Ingres, es-tu là?

Sembra ormai appurato che abbiamo un problema con le mostre; lo avvertiamo spesso e quando serve ne rendiamo conto. A dire il vero la questione inizia a sentire il peso degli anni, e ciò ci fa pensare che certi discorsi, alcune critiche e qualche polemica, oggi com’è oggi, siano diventate persino inutile a volersi ripetere. Di fronte a un panorama come questo, il cui orizzonte non lascia intravedere che stia per arrivare un’inversione di tendenza, l’unico modo per consolarci è pensare che l’occasione di una mostra sia comunque buona, nella peggiore delle ipotesi, per vedere dipinti che altrimenti toccherebbero solamente di rado località a noi più vicine rispetto ai luoghi dove sono abitualmente conservati; ragion per cui, ogni volta, non ce la sentiamo d’invitare al risparmio sul costo del biglietto, nemmeno quando si rivela particolarmente oneroso in rapporto alla qualità dell’esperienza. Per quanto mi riguarda avrei voluto scrivere una recensione diversa, ma la circostanza non me ne ha dato il motivo.
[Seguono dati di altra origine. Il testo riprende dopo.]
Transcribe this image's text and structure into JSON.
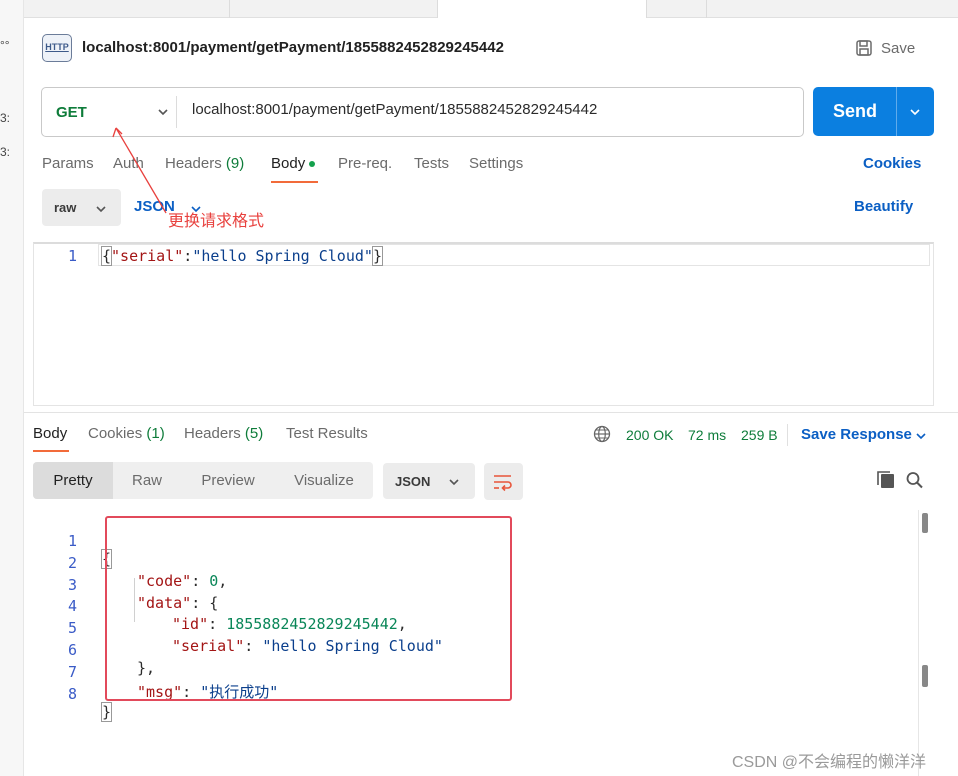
{
  "request": {
    "title": "localhost:8001/payment/getPayment/1855882452829245442",
    "http_badge": "HTTP",
    "save_label": "Save",
    "method": "GET",
    "url": "localhost:8001/payment/getPayment/1855882452829245442",
    "send_label": "Send"
  },
  "request_tabs": {
    "params": "Params",
    "auth": "Auth",
    "headers": "Headers",
    "headers_count": "(9)",
    "body": "Body",
    "prereq": "Pre-req.",
    "tests": "Tests",
    "settings": "Settings",
    "cookies": "Cookies"
  },
  "body_options": {
    "mode": "raw",
    "format": "JSON",
    "beautify": "Beautify"
  },
  "annotation": "更换请求格式",
  "request_editor": {
    "line_number": "1",
    "brace_open": "{",
    "key": "\"serial\"",
    "colon": ":",
    "value": "\"hello Spring Cloud\"",
    "brace_close": "}"
  },
  "response_tabs": {
    "body": "Body",
    "cookies": "Cookies",
    "cookies_count": "(1)",
    "headers": "Headers",
    "headers_count": "(5)",
    "test_results": "Test Results"
  },
  "response_status": {
    "status": "200 OK",
    "time": "72 ms",
    "size": "259 B",
    "save_response": "Save Response"
  },
  "view_modes": {
    "pretty": "Pretty",
    "raw": "Raw",
    "preview": "Preview",
    "visualize": "Visualize",
    "format": "JSON"
  },
  "response_lines": {
    "l1": {
      "n": "1",
      "brace": "{"
    },
    "l2": {
      "n": "2",
      "key": "\"code\"",
      "sep": ": ",
      "num": "0",
      "tail": ","
    },
    "l3": {
      "n": "3",
      "key": "\"data\"",
      "sep": ": ",
      "tail": "{"
    },
    "l4": {
      "n": "4",
      "key": "\"id\"",
      "sep": ": ",
      "num": "1855882452829245442",
      "tail": ","
    },
    "l5": {
      "n": "5",
      "key": "\"serial\"",
      "sep": ": ",
      "str": "\"hello Spring Cloud\""
    },
    "l6": {
      "n": "6",
      "tail": "},"
    },
    "l7": {
      "n": "7",
      "key": "\"msg\"",
      "sep": ": ",
      "str": "\"执行成功\""
    },
    "l8": {
      "n": "8",
      "brace": "}"
    }
  },
  "left_strip": {
    "t1": "°°",
    "t2": "3:",
    "t3": "3:"
  },
  "watermark": "CSDN @不会编程的懒洋洋",
  "colors": {
    "send_blue": "#0b7fe0",
    "method_green": "#0e7c3a",
    "link_blue": "#0b5fc4",
    "active_tab_underline": "#f26b3a",
    "annotation_red": "#e8413e",
    "result_box_red": "#e24a5b"
  }
}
Ammetto sconfortato che per un momento non sono stato neanche tanto sicuro di volerla scrivere questa recensione, con la speranza di lasciare, attraverso il mio (non) contributo, che il tempo facesse il suo corso e che la mostra passasse nell’oblio. (Tanto la visita mi aveva creato un vuoto dentro che mi sono imposto di non sprecare più carta e fatiche per gli appunti con i quali, solitamente, rivivo le mostre nel periodo che segue l’averle viste e il successivo scriverne).
Ciò premesso, cosa c’è che proprio non va con “Jean Auguste Dominique Ingres e la vita artistica al tempo di Napoleone”?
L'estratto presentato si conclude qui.